Anna Szpakowska-Kujawska (1931), Journey in Two Sides of the Night, object - painting on calabash, height 40 cm, 1980
Artwork information: Anna Szpakowska-Kujawska (1931), Journey in Two Sides of the Night, object - painting on a calabash, height 40 cm, 1980, three-dimensional made in the artist's own technique from the artist's African series of works from 1977-84. Very good condition. The works of this series, called calabashes, are the result of the artist's interest in three-dimensional spherical objects, which will return several more times in different stages of the artist's rich oeuvre. The image-covered calabash (African calabashes) are not a simple transfer of the idea of painting to the surface of a three-dimensional object, but a separate creation for which new applications of both composition and color are necessary. In the object Journey to Two Sides of the Night, the African calabash, which has various practical uses after drying (e.g., a container for water), becomes a metaphor for the universe, also by its sphericity, a metaphor for the Earth and man's journey through it. Anna Szpakowska-Kujawska's work is always deeply humanistic, and at its center remains a human being immersed in nature.

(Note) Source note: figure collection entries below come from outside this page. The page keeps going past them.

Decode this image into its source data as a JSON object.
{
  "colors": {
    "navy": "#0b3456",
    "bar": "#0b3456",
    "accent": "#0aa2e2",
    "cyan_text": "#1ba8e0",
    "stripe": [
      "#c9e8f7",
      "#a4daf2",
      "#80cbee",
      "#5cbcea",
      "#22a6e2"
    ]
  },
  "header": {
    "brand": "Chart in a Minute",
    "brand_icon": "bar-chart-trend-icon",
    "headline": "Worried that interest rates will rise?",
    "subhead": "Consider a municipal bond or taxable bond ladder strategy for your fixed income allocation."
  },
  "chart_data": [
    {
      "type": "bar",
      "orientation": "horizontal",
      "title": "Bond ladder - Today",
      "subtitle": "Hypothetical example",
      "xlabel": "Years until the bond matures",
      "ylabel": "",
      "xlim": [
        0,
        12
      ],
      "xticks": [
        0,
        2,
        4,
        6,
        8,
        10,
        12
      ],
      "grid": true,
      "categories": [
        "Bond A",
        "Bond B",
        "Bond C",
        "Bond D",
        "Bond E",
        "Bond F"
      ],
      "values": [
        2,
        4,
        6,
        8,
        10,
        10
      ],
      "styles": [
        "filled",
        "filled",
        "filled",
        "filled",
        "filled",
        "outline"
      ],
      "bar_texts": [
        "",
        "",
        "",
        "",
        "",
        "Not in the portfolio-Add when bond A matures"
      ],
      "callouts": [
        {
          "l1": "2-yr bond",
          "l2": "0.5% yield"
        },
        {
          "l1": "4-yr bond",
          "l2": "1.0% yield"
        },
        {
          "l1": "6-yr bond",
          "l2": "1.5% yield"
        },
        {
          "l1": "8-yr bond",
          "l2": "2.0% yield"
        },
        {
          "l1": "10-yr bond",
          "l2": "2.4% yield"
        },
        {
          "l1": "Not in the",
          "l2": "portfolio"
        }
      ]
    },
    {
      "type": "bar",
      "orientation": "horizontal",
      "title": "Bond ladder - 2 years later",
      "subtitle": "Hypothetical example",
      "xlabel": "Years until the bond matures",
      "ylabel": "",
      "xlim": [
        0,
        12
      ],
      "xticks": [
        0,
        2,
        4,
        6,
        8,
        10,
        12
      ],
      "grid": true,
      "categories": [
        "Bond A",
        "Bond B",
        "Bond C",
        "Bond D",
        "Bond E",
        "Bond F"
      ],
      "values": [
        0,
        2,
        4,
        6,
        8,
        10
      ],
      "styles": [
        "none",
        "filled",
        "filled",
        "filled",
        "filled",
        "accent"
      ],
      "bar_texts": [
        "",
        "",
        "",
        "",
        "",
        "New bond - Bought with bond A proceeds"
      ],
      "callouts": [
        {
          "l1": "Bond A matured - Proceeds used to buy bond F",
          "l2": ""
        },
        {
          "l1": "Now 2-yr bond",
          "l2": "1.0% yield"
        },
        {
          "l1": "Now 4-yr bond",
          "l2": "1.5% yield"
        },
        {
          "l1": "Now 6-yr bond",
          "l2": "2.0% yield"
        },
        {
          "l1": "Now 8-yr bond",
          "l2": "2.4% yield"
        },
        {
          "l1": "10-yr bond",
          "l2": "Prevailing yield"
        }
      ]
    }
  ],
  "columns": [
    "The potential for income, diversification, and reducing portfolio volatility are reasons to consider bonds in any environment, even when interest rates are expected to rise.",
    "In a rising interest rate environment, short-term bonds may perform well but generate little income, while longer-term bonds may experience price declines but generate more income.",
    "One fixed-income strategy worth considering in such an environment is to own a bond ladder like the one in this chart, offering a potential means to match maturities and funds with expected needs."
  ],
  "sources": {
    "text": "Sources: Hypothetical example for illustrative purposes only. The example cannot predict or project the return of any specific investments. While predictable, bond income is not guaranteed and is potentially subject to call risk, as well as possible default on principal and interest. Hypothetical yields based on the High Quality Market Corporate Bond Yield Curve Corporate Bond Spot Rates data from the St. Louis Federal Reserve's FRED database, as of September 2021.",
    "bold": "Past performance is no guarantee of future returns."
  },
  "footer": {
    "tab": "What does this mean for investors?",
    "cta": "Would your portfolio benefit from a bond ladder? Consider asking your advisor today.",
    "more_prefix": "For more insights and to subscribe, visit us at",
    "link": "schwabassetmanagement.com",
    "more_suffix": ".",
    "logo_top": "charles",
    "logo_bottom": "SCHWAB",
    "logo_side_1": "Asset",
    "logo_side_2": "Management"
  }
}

Anna Szpakowska-Kujawska (1931) received her diploma from the Wroclaw State Higher School of Fine Arts (now the Academy of Fine Arts) in 1956, and from 1961 she was a member of the Wroclaw School (later the Wroclaw Group), which brought together the most outstanding young artists in Wroclaw, most of them students from Prof. E. Geppert's studio. In 1968, the artist presented works from her "Atoms" series at the legendary "Under the Mona Lisa" gallery in Wroclaw, run by Jerzy Ludwinski. She was a participant in the Wrocław '70 Art Symposium, as an artist and co-organizer in Marian Bogusz's team. From 1977 to 1984 she lived in Nigeria, where she taught painting and drawing at the Kwara College of Education in Illorin. Her stay in Africa, as well as numerous other trips, had a great impact on the artist's work, resulting in successive series of works. Versatile in her use of materials and forms of work, she expresses herself in drawing, painting, reliefs, sculptures, objects and spatial installations, using natural materials (calabashes, plant fragments), ceramic techniques and her own techniques. Her painting and other forms fall into several currents of contemporary art from expressionism and magic realism to painterly conceptual forms. It is noteworthy that the expressionism and surrealism in the artist's works stem from the intellectual subjugation of emotions and awareness of the creative process. The artist's works can be found in museum collections including the National Museum in Wroclaw, the Art Museum in Lodz, as well as in private collections at home and abroad.